Probably in the later years when "public transportation" has become so developed that people really need a convenient name for it, the abbreviation became popular.
I also know Hong Kongese won't say 公交. Some of them would even laugh at the word, since 交 means "intercourse"... 
So I guess the word was from Taiwan, not sure...
How about 公共汽车? Is that being said in Taiwan?


----------



## xiaolijie

softserve said:


> 你家附近公交方便吗？Mmm...this sentence sounds a bit odd to my Taiwanese ears. I would add the word "搭" meaning to ride in the above sentence as in 你家附近"搭"公交方便嗎.?
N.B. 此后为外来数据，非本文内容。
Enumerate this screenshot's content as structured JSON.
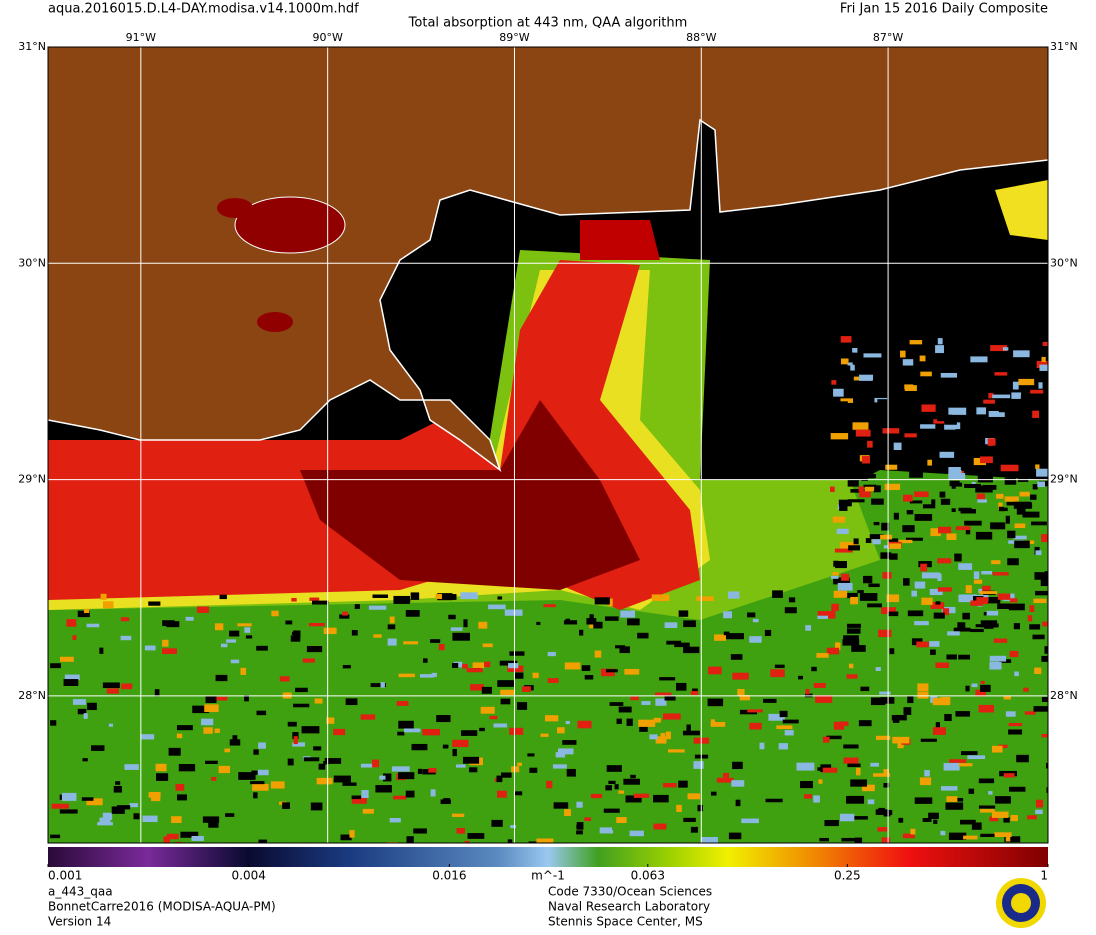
{
  "header": {
    "file": "aqua.2016015.D.L4-DAY.modisa.v14.1000m.hdf",
    "title": "Total absorption at 443 nm, QAA algorithm",
    "date": "Fri Jan 15 2016 Daily Composite"
  },
  "map": {
    "lon_range": [
      -91.497,
      -86.144
    ],
    "lat_range": [
      27.32,
      31.0
    ],
    "lon_ticks": [
      {
        "value": -91,
        "label": "91°W"
      },
      {
        "value": -90,
        "label": "90°W"
      },
      {
        "value": -89,
        "label": "89°W"
      },
      {
        "value": -88,
        "label": "88°W"
      },
      {
        "value": -87,
        "label": "87°W"
      }
    ],
    "lat_ticks": [
      {
        "value": 31,
        "label": "31°N"
      },
      {
        "value": 30,
        "label": "30°N"
      },
      {
        "value": 29,
        "label": "29°N"
      },
      {
        "value": 28,
        "label": "28°N"
      }
    ]
  },
  "colorbar": {
    "range": [
      0.001,
      1
    ],
    "log": true,
    "ticks": [
      0.001,
      0.004,
      0.016,
      0.063,
      0.25,
      1
    ],
    "unit": "m^-1"
  },
  "footer": {
    "left": [
      "a_443_qaa",
      "BonnetCarre2016 (MODISA-AQUA-PM)",
      "Version 14"
    ],
    "center": [
      "Code 7330/Ocean Sciences",
      "Naval Research Laboratory",
      "Stennis Space Center, MS"
    ]
  }
}
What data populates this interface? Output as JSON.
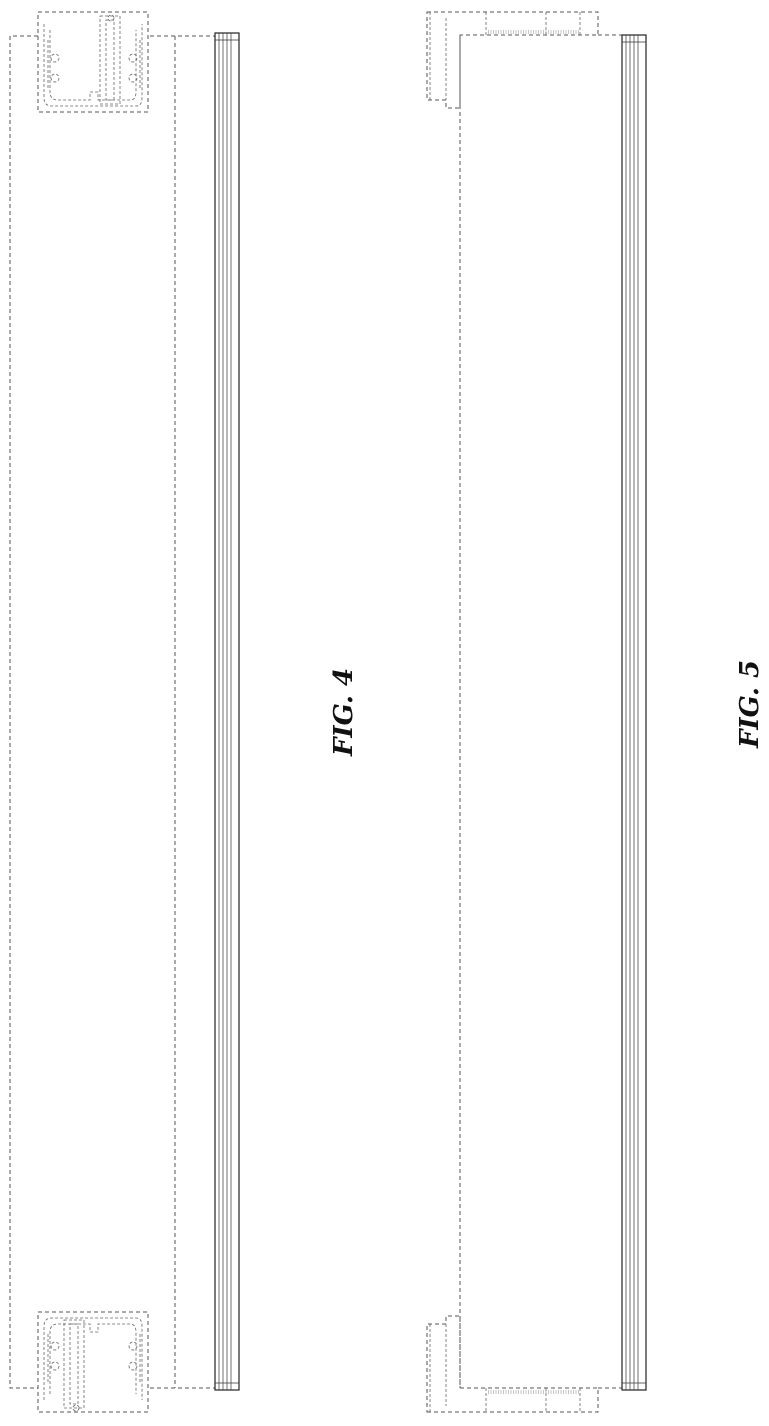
{
  "figures": [
    {
      "id": "fig4",
      "label": "FIG. 4"
    },
    {
      "id": "fig5",
      "label": "FIG. 5"
    }
  ],
  "colors": {
    "line": "#222222",
    "hidden_line": "#555555",
    "background": "#ffffff"
  }
}
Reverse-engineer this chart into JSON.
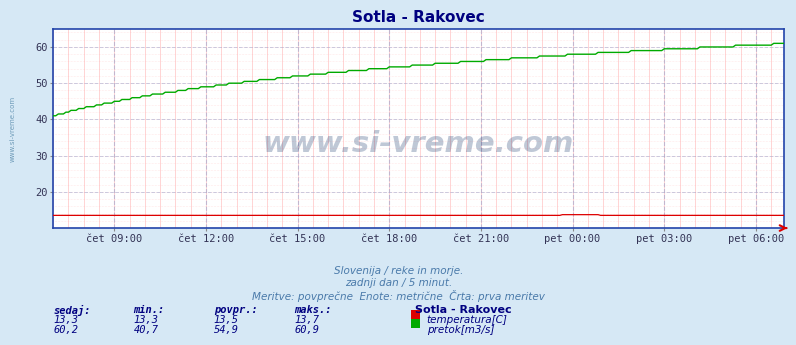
{
  "title": "Sotla - Rakovec",
  "title_color": "#000080",
  "bg_color": "#d6e8f5",
  "plot_bg_color": "#ffffff",
  "grid_major_color": "#aaaacc",
  "grid_minor_color": "#ffaaaa",
  "xlabel_ticks": [
    "čet 09:00",
    "čet 12:00",
    "čet 15:00",
    "čet 18:00",
    "čet 21:00",
    "pet 00:00",
    "pet 03:00",
    "pet 06:00"
  ],
  "n_points": 288,
  "ylim": [
    10,
    65
  ],
  "yticks": [
    20,
    30,
    40,
    50,
    60
  ],
  "temp_color": "#dd0000",
  "flow_color": "#00aa00",
  "temp_min": 13.3,
  "temp_max": 13.7,
  "temp_avg": 13.5,
  "flow_min": 40.7,
  "flow_max": 60.9,
  "flow_avg": 54.9,
  "flow_current": 60.2,
  "temp_current": 13.3,
  "watermark": "www.si-vreme.com",
  "watermark_color": "#1a3a6e",
  "subtitle1": "Slovenija / reke in morje.",
  "subtitle2": "zadnji dan / 5 minut.",
  "subtitle3": "Meritve: povprečne  Enote: metrične  Črta: prva meritev",
  "subtitle_color": "#4a7aaa",
  "legend_title": "Sotla - Rakovec",
  "legend_color": "#000080",
  "table_header_color": "#000080",
  "table_value_color": "#000080",
  "left_label_color": "#5588aa",
  "left_label": "www.si-vreme.com",
  "border_color": "#2244aa",
  "arrow_color": "#dd0000"
}
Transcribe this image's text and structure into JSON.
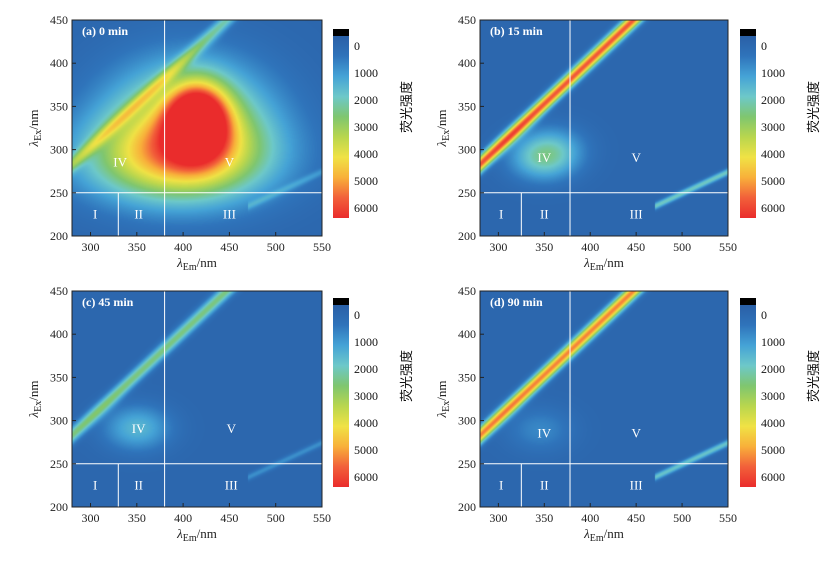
{
  "chart_data": [
    {
      "type": "heatmap",
      "panel_label": "(a) 0 min",
      "xlabel": "λEm/nm",
      "ylabel": "λEx/nm",
      "xlim": [
        280,
        550
      ],
      "ylim": [
        200,
        450
      ],
      "xticks": [
        "300",
        "350",
        "400",
        "450",
        "500",
        "550"
      ],
      "yticks": [
        "200",
        "250",
        "300",
        "350",
        "400",
        "450"
      ],
      "divider_x": [
        330,
        380
      ],
      "divider_y": 250,
      "regions": [
        {
          "label": "I",
          "x": 305,
          "y": 225
        },
        {
          "label": "II",
          "x": 352,
          "y": 225
        },
        {
          "label": "III",
          "x": 450,
          "y": 225
        },
        {
          "label": "IV",
          "x": 332,
          "y": 285
        },
        {
          "label": "V",
          "x": 450,
          "y": 285
        }
      ],
      "peaks": [
        {
          "ex": 335,
          "em": 415,
          "intensity": 5500
        },
        {
          "ex": 330,
          "em": 405,
          "intensity": 3200
        },
        {
          "ex": 290,
          "em": 390,
          "intensity": 3000
        }
      ],
      "scatter_band": {
        "intensity": 1800
      }
    },
    {
      "type": "heatmap",
      "panel_label": "(b) 15 min",
      "xlabel": "λEm/nm",
      "ylabel": "λEx/nm",
      "xlim": [
        280,
        550
      ],
      "ylim": [
        200,
        450
      ],
      "xticks": [
        "300",
        "350",
        "400",
        "450",
        "500",
        "550"
      ],
      "yticks": [
        "200",
        "250",
        "300",
        "350",
        "400",
        "450"
      ],
      "divider_x": [
        325,
        378
      ],
      "divider_y": 250,
      "regions": [
        {
          "label": "I",
          "x": 303,
          "y": 225
        },
        {
          "label": "II",
          "x": 350,
          "y": 225
        },
        {
          "label": "III",
          "x": 450,
          "y": 225
        },
        {
          "label": "IV",
          "x": 350,
          "y": 290
        },
        {
          "label": "V",
          "x": 450,
          "y": 290
        }
      ],
      "peaks": [
        {
          "ex": 290,
          "em": 348,
          "intensity": 1700
        },
        {
          "ex": 305,
          "em": 360,
          "intensity": 800
        }
      ],
      "scatter_band": {
        "intensity": 5200
      }
    },
    {
      "type": "heatmap",
      "panel_label": "(c) 45 min",
      "xlabel": "λEm/nm",
      "ylabel": "λEx/nm",
      "xlim": [
        280,
        550
      ],
      "ylim": [
        200,
        450
      ],
      "xticks": [
        "300",
        "350",
        "400",
        "450",
        "500",
        "550"
      ],
      "yticks": [
        "200",
        "250",
        "300",
        "350",
        "400",
        "450"
      ],
      "divider_x": [
        330,
        380
      ],
      "divider_y": 250,
      "regions": [
        {
          "label": "I",
          "x": 305,
          "y": 225
        },
        {
          "label": "II",
          "x": 352,
          "y": 225
        },
        {
          "label": "III",
          "x": 452,
          "y": 225
        },
        {
          "label": "IV",
          "x": 352,
          "y": 290
        },
        {
          "label": "V",
          "x": 452,
          "y": 290
        }
      ],
      "peaks": [
        {
          "ex": 292,
          "em": 350,
          "intensity": 1400
        }
      ],
      "scatter_band": {
        "intensity": 2300
      }
    },
    {
      "type": "heatmap",
      "panel_label": "(d) 90 min",
      "xlabel": "λEm/nm",
      "ylabel": "λEx/nm",
      "xlim": [
        280,
        550
      ],
      "ylim": [
        200,
        450
      ],
      "xticks": [
        "300",
        "350",
        "400",
        "450",
        "500",
        "550"
      ],
      "yticks": [
        "200",
        "250",
        "300",
        "350",
        "400",
        "450"
      ],
      "divider_x": [
        325,
        378
      ],
      "divider_y": 250,
      "regions": [
        {
          "label": "I",
          "x": 303,
          "y": 225
        },
        {
          "label": "II",
          "x": 350,
          "y": 225
        },
        {
          "label": "III",
          "x": 450,
          "y": 225
        },
        {
          "label": "IV",
          "x": 350,
          "y": 285
        },
        {
          "label": "V",
          "x": 450,
          "y": 285
        }
      ],
      "peaks": [
        {
          "ex": 290,
          "em": 345,
          "intensity": 700
        }
      ],
      "scatter_band": {
        "intensity": 4800
      }
    }
  ],
  "colorbar": {
    "title": "荧光强度",
    "ticks": [
      "0",
      "1000",
      "2000",
      "3000",
      "4000",
      "5000",
      "6000"
    ],
    "range": [
      0,
      6000
    ],
    "colors": [
      "#2a5fa6",
      "#2f74bb",
      "#45a3d6",
      "#6dc8c9",
      "#7fc66f",
      "#b9d64e",
      "#f0e245",
      "#f8b03a",
      "#f2603a",
      "#ea2c2c"
    ],
    "top_color": "#000000"
  }
}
Thank you, softserve! Your suggestion sounds good but I think I've heard something like this: "你家附近，公共交通方便吗？". Do you see much difference between that and "你家附近, 公交方便吗？" ?


----------



## viajero_canjeado

SuperXW said:


> Maybe the abbreviated word was origined in Taiwan and later adapted by mainland Chinese. I remember when I was young in Beijing (1980s-90s) there wasn't a word of 公交, but only 公共汽车, 地铁 and 公共交通.
> So I guess the word was from Taiwan, not sure...
> How about 公共汽车? Is that being said in Taiwan?



Hey Super!

公共交通 is said here, but not 公交。 (對了，公交所指的只是公共汽車還是也包含地鐵，火車等等？）Also, Taiwanese people don't say 公共汽車，but rather 公車 or 巴士。 Maybe 公車 is short for 公共汽車, but I don't think people say it that way, (though it might be written that way occasionally).


----------



## SuperXW

I see. So in general, bus is:
Taiwan: 公車 巴士
Mainland: 公共汽车 公交车(大概也包括地铁) 巴士
Hong Kong: 巴士

To viajero, 在大陆，公交一般指市内的公共交通，也就是公共汽车和地铁。


----------



## Lyfia

从没听过公交车有包括地铁的意思……
另外“你家附近公交方便吗”这句话，在我看来“附近”二字会有些奇怪……因为某个地点的附近有很多公车的话，就是说明了这个地点的交通好。而说这个地点的附近交通好的话，就有点别扭了……但是把附近去掉之后，这个句子又变得好短（你家公交方便吗），让我觉得“公交”听起来怪怪的。
所以作为结论，我要么会说“你家交通便利吗”，要么会说“你家周围坐车发便吗”。（咦，才想到“坐车”也是个很日常的说法哦。好像这样说最自然了。）
另外对于“搭公交”这种说法，我也觉得不是很适合，可能在台湾是很常见的说法吧。但是我这样用的话，就会想到公交是公共交通的缩写，从而就会觉得“搭交通”是很奇怪的说法。


----------



## SuperXW

Lyfia said:


> 从没听过公交车有包括地铁的意思……
> 另外“你家附近公交方便吗”这句话，在我看来“附近”二字会有些奇怪……因为某个地点的附近有很多公车的话，就是说明了这个地点的交通好。而说这个地点的附近交通好的话，就有点别扭了……但是把附近去掉之后，这个句子又变得好短（你家公交方便吗），让我觉得“公交”听起来怪怪的。
> 所以作为结论，我要么会说“你家交通便利吗”，要么会说“你家周围坐车发便吗”。（咦，才想到“坐车”也是个很日常的说法哦。好像这样说最自然了。）
> 另外对于“搭公交”这种说法，我也觉得不是很适合，可能在台湾是很常见的说法吧。但是我这样用的话，就会想到公交是公共交通的缩写，从而就会觉得“搭交通”是很奇怪的说法。


1. 已确认"公交"是大陆的说法，港台都没有。
2. 我也不知道平时说"公交车"包不包括地铁，我很久没回北京了。不过一般"公交网站"上会包括地铁资料。
3. “你家附近公交方便吗”我听起来很顺耳啊，去掉"附近"也行……但不会讲“你家交通便利吗”，"交通便利"也太书面了……"坐车"也的确常说，但你把"附近"换成"周围"还不是一样？ 0.0
4. "搭公交"这种说法貌似也普及了。现在不顺耳的简称很多啦，"非典"、"春晚"……"打的"总也得说吧？听听就顺耳了，哈哈！


----------



## cindycc

你家附近有公交站或地铁站吗？


----------



## Lyfia

superxw said:


> 1. 已确认"公交"是大陆的说法，港台都没有。<br>
> 2. 我也不知道平时说"公交车"包不包括地铁，我很久没回北京了。不过一般"公交网站"上会包括地铁资料。<br>
> 3. “你家附近公交方便吗”我听起来很顺耳啊，去掉"附近"也行……但不会讲“你家交通便利吗”，"交通便利"也太书面了……"坐车"也的确常说，但你把"附近"换成"周围"还不是一样？ 0.0<br>
> 4. "搭公交"这种说法貌似也普及了。现在不顺耳的简称很多啦，"非典"、"春晚"……"打的"总也得说吧？听听就顺耳了，哈哈！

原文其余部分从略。